フナムシ科の属、亜属: だんだんダンゴムシの続き

日本にいるフナムシ科はフナムシ属とヒメフナムシ属に分けられる。

フナムシは海岸にいる。ヒメフナムシは森林にいる。


ヒメフナムシ属Ligidiumは、ニッポンヒメフナムシ亜属Nippoligidiumとヒメフナムシ亜属Ligidiumに分けられる。

この亜属は外国ではほとんど使われていない。

フナムシ科
┣フナムシ属
┗ヒメフナムシ属
 ┣ニッポンヒメフナムシ亜属
 ┃ ┣ニホンヒメフナムシ Ligidium (Nippoligidium) japonicum
 ┃ ┣チョウセンヒメフナムシ Ligidium (Nippoligidium) koreanum
 ┃ ┗リュウキュウヒメフナムシ Ligidium (Nippoligidium) ryukyuense
 ┃
 ┗ヒメフナムシ亜属
   ┣ニホンチビヒメフナムシ Ligidium (Ligidium) paulum
   ┣キヨスミチビヒメフナムシ Ligidium (Ligidium) kiyosumiense
   ┗イヨチビヒメフナムシ Ligidium (Ligidium) iyoense


ニッポンヒメフナムシ亜属のニホンヒメフナムシというややこしい和名になっている。

Nipponoligidiumは誤表記。



「日本産土壌動物 第二版: 分類のための図解検索」を見ると、

「第1胸節の後方の剛毛の束」がないニッポンヒメフナムシ亜属、あるとヒメフナムシ亜属と書いてある。




チビヒメフナムシ


ヒメフナムシ亜属はチビヒメフナムシとも呼ぶ。

チビヒメフナムシは、日本では極めて珍しい種類のフナムシである。

どのくらい珍しいかというと、インターネットで検索しても情報が出てこないぐらい。



生息範囲がかなり狭く、点在し、数も少ないので、見つけるのはとても困難である。

分布や生態はよくわかっていない。



ニホンチビヒメフナムシは京都など近畿地方にいる。

イヨチビヒメフナムシは愛媛県にいる。

キヨスミチビヒメフナムシは千葉県清澄山にいる。



キヨスミチビヒメフナムシは1975年に初めて発見された。

その後、研究者が何度も調査したらしいが、木の伐採などで再発見できていないらしい。

絶滅危惧種に指定され、幻のチビヒメフナムシとなっている。




兵庫県のチビヒメフナムシ


兵庫県のヒメフナムシ: だんだんダンゴムシ

Imgp83042
矢印がチビヒメフナムシ

上がヒメフナムシ。

ヒメフナムシよりもチビヒメフナムシは色が淡く光沢がない。


Imgp0719
チビヒメフナムシの背中


Imgp0721
右の尾肢

体はワラジムシのように見えるが、尾肢はちゃんとフナムシである。


Photo
卵を持っていた。


Imgp07272
チビヒメフナムシの第1胸節を外した。


矢印の部分を拡大すると、
Imgp07282
とげとげが見える。

第1胸節の後方裏側に剛毛の束がある。


ヒメフナムシ
Imgp0732
ヒメフナムシは毛がない。




チビヒメフナムシの特徴


日本産チビヒメフナムシの特徴をさらに挙げていく。
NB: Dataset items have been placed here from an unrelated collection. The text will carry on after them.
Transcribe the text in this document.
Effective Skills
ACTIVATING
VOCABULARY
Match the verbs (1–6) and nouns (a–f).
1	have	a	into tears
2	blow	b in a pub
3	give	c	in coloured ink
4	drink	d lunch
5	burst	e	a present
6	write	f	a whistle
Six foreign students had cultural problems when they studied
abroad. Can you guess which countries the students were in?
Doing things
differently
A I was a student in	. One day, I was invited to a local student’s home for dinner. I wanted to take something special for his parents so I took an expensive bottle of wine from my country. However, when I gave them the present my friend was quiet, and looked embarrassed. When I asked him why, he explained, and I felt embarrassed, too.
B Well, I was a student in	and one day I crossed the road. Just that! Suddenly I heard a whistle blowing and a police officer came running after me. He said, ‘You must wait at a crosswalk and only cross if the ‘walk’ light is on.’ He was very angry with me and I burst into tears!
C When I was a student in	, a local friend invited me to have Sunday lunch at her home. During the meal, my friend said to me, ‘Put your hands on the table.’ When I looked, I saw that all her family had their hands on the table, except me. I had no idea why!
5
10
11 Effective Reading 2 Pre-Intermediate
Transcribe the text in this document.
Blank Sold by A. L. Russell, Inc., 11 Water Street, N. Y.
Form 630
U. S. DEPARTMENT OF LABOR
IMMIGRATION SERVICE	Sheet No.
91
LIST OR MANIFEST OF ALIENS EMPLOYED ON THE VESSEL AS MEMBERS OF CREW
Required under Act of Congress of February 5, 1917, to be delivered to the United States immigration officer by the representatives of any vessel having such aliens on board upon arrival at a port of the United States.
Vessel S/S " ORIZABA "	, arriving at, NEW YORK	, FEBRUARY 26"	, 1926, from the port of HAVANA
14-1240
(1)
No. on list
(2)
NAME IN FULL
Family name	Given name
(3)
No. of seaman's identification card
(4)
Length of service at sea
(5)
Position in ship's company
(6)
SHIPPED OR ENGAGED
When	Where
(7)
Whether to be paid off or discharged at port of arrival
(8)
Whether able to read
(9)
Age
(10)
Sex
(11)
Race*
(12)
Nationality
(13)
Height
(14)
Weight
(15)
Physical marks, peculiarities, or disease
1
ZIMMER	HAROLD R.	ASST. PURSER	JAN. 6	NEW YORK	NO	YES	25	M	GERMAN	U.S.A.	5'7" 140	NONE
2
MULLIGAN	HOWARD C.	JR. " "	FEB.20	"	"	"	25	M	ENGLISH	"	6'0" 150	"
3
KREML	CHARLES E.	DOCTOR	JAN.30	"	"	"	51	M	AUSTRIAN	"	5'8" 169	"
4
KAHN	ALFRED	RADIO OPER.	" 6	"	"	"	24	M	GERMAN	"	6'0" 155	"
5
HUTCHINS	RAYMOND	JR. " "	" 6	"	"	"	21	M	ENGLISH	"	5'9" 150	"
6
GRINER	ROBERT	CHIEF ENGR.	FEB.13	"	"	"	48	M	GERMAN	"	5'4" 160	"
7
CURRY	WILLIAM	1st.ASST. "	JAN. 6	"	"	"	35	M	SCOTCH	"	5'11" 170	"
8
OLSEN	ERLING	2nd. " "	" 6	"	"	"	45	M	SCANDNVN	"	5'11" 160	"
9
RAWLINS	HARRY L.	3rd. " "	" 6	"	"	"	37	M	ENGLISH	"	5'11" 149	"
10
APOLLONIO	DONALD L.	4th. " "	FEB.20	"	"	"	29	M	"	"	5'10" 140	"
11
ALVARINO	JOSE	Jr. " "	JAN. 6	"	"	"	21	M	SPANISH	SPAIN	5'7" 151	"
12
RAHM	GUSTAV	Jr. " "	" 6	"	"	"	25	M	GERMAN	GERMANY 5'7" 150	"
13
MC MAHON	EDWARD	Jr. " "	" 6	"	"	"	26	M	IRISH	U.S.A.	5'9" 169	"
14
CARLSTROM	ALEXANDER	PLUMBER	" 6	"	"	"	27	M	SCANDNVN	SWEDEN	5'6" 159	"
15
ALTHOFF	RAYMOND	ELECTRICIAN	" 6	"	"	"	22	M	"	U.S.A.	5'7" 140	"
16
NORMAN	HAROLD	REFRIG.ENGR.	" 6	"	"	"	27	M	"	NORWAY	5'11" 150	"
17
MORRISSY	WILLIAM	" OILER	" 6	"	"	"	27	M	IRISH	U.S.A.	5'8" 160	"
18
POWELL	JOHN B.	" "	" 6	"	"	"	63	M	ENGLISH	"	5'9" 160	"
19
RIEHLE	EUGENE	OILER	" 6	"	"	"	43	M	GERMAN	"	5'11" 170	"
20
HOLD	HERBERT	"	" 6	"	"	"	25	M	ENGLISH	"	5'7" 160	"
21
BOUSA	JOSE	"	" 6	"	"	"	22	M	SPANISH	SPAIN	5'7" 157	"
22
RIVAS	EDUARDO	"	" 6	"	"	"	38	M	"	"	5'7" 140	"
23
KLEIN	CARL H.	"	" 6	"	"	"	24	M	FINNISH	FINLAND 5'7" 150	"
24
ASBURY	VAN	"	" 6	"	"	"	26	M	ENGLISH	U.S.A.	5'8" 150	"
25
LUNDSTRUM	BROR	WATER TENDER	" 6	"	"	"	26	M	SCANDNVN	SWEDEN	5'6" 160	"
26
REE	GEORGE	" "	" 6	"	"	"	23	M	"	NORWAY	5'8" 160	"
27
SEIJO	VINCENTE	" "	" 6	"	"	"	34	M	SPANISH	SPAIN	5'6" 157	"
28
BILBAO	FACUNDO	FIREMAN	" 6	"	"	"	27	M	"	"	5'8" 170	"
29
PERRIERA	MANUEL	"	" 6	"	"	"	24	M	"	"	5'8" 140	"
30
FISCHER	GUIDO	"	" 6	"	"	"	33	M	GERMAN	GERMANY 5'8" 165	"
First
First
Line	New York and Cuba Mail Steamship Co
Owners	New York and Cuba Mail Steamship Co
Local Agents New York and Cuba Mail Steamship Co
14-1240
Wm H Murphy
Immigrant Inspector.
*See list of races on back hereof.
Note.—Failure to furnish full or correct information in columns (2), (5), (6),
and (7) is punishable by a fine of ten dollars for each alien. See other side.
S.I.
(海外産には当てはまらない場合がある)

「日本産土壌動物 第二版: 分類のための図解検索」を参考にしている。


Imgp0725
甲羅の表面にぽつぽつした小顆粒がある。


Imgp0722
個眼の数は40以下


Imgp0724
第2触角の節数は8節以下


より小型で成熟する。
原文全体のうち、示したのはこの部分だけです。